Let's first compare with a PerlArray:
(following snippet is from an imcc test file, in PASM syntax)

   new P1, .PerlArray
   new P0, .PerlArray
   set P1[0], P0
   set P0[1],  2
   set I0, P1[0;1]
   print I0        => 2

i.e. "P1[0;.." returns an array PMC, which, indexed by key_next, gives
the final result, which is @a[0][1] in perl6 - DWIM.

This is functional with variables as keys too.

   set I0, 1
   set I1, 1
   set I2, P1[I0;I1]
   print I2      => 2


The same system with a PerlHash doesn't:

   new P2, .PerlHash
   set P2["a"], P1      # P1 from above
   set I0, P2["a";0;1]  => DWIM = 2, but isn't:
   "PerlHash does not support compound keys!"
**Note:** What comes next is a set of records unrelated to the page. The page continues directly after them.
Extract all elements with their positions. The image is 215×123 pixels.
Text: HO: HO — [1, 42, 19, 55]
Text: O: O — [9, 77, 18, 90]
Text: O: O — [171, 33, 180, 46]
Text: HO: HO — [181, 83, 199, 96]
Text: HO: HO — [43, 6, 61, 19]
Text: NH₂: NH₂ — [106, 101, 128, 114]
So the question arises to the syntax gurus, should it work like this?

and is a perl6 %h{"a"}[0][1] a PASM P2["a";0;1]?

Implementation notes:
- the hash will be indexed by the first key component (a string)
- when the key has no key_next then old behaviour
- when there is a key_next: return the _keyed vtable method of the 

   found hash_entry with key_next as key.

So this should then behave like above with arrays.